While the suns sweep their course into darkness,
a woman’s eclipse is fast.
With her moon, she defies morbid starkness
and sings to make the day last.
II. Dear Louise,
Arguments and anecdotes
oiled by gin, basted with bernaise.
Character was will,
and poet, you wore a persona the way
Marianne wore her three-cornered hat.
O, as with arm and hammer,
Still it is good to strive
To beat out the image whole,
To echo the shout and stammer
When full-gushed waters, alive,
Strike on the fountain’s bowl
After the air of summer.
you would speak only the Elizabethan absence
Modernism scattered us like autumn leaves.

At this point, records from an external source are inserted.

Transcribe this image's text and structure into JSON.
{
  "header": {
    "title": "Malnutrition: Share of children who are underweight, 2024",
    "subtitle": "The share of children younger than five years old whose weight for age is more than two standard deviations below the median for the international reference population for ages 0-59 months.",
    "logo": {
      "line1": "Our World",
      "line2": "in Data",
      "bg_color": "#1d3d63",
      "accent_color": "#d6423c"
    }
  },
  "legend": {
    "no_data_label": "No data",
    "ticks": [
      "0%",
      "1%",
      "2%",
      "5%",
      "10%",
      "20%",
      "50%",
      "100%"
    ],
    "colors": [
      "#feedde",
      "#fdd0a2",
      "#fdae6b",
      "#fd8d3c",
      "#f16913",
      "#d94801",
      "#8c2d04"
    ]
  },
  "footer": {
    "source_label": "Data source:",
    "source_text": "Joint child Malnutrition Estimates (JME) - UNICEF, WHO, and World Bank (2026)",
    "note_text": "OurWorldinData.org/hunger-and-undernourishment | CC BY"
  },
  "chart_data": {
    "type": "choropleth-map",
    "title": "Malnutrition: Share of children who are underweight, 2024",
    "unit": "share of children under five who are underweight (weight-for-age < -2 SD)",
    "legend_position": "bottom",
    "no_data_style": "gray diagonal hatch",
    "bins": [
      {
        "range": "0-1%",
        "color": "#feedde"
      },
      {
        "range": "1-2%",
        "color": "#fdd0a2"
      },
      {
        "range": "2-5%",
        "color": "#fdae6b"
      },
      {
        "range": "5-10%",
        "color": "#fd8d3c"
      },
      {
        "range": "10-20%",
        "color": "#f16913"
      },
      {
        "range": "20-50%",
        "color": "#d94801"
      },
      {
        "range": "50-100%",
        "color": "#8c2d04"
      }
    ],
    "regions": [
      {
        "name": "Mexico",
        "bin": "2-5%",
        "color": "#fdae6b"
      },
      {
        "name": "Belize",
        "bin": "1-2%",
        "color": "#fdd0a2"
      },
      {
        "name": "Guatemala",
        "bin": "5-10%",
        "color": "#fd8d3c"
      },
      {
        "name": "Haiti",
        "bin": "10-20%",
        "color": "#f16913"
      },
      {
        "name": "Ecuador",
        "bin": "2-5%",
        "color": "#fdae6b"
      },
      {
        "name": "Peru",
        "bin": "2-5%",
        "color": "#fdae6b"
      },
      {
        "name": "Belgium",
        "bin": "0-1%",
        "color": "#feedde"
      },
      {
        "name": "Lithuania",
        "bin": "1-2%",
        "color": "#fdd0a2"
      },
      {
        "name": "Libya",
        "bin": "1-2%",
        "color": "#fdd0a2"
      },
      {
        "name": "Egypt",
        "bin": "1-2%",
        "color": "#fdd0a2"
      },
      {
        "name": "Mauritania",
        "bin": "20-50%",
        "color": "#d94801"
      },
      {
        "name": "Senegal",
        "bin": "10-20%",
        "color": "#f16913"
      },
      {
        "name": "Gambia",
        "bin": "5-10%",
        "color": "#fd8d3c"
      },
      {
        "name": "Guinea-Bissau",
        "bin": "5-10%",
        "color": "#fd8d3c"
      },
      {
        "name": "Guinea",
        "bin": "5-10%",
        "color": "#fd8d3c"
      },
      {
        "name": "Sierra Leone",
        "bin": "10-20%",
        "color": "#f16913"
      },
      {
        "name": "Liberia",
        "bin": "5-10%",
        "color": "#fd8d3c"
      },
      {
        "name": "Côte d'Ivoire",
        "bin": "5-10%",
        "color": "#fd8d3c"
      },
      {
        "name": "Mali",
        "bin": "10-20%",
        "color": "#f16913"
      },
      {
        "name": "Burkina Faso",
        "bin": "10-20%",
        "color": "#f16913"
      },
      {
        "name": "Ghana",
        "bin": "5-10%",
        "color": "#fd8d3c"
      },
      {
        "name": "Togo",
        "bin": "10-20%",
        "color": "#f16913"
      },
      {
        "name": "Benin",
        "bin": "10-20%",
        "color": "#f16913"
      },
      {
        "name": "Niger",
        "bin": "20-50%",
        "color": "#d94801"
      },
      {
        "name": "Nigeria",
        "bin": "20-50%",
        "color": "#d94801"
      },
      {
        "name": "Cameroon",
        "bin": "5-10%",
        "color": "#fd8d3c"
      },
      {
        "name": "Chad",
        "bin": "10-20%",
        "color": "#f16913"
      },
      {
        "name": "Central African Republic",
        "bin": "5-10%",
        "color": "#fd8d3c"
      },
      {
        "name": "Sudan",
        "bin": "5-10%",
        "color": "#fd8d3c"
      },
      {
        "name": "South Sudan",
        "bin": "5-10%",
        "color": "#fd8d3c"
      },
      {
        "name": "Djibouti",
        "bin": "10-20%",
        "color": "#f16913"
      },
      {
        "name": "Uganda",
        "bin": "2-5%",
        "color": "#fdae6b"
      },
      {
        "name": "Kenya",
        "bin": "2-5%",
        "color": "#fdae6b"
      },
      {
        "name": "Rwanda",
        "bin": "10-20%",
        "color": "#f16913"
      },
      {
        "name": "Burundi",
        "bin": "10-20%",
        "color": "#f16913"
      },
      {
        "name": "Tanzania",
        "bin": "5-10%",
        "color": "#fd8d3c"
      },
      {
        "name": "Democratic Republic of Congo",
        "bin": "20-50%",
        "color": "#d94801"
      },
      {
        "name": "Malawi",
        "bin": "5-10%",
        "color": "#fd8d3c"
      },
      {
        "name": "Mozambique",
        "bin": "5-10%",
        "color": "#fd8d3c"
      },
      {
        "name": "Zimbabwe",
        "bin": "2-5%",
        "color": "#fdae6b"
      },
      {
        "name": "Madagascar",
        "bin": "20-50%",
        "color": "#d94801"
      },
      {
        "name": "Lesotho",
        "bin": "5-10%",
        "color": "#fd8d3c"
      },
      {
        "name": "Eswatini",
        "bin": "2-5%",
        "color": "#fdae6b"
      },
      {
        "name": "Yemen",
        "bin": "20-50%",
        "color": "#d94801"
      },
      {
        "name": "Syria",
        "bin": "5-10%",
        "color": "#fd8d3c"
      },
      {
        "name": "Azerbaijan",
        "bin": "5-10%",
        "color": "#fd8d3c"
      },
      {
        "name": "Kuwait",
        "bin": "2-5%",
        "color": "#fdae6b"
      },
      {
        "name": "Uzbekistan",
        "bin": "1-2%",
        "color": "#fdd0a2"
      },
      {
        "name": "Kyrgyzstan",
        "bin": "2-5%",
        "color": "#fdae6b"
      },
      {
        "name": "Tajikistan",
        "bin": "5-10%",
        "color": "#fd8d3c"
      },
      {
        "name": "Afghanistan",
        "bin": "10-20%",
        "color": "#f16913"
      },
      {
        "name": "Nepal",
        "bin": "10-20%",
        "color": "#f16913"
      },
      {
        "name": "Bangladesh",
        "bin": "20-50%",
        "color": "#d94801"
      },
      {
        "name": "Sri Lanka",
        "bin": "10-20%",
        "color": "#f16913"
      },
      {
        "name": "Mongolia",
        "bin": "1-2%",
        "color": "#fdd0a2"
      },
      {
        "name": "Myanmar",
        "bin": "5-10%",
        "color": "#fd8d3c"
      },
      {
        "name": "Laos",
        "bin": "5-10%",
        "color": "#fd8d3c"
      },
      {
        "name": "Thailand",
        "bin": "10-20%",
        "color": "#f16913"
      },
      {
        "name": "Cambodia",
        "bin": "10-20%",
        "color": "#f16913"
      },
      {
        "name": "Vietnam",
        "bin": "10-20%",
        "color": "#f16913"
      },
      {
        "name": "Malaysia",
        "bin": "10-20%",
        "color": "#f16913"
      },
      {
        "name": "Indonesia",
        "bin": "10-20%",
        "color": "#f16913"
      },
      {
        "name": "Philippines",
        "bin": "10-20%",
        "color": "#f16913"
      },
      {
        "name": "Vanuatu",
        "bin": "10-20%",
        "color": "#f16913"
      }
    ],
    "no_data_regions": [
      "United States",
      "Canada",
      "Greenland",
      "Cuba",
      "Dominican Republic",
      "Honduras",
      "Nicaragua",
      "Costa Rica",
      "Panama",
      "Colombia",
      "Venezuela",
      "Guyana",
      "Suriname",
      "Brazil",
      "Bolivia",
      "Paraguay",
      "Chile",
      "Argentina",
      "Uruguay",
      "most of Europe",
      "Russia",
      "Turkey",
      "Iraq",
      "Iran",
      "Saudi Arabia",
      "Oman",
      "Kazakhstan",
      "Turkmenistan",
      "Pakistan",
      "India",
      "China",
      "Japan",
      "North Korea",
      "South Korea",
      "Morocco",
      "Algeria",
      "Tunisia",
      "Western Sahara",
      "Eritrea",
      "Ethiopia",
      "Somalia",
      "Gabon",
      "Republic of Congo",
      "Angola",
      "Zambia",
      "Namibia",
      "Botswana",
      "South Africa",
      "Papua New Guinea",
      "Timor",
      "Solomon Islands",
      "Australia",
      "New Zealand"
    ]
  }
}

You should see our enclave now—forthright
women at every window and door.
“No public intimacies,” you say.
Not any more.
I keep hurling my aging against
the Cyclone fence of my conviction:
the force of making love abets
the making of poetry and vice
versa, if you allow an abstraction
to speak bodily—to breathe, to conceive
Nancy Kassell (b. 1936, Albany, New York) earned a Ph.D. in Classics from the University of California-Berkeley. She taught Greek and Latin languages and literatures at the University of Pennsylvania, Boston University, and UMass-Boston, and published articles on Horace and Ovid. She is also the author of a feminist cultural study, The Pythia on Ellis Island. Rethinking the Greco-Roman Legacy in America.
Kassell turned to writing her own poetry some twenty years ago. Her poems are forthcoming in Speaking for my Self: women poets in their seventies and eighties (Chicory Blue Press), and have been published in the anthologies Verse and Universe. Poems about Science and Mathematics and Family Reunion. Poems about Parenting Grown Children, and in literary journals (Notre Dame Review, BORDERLANDS, Eclipse, Willow Springs, Salamander and others).
She is also the author of essays in The Road Retaken: Women Reenter Academe and When a Lifemate Dies and in the New York Times. She was a founding member of The Writers’ Room of Boston. She lives in Brookline, Massachusetts.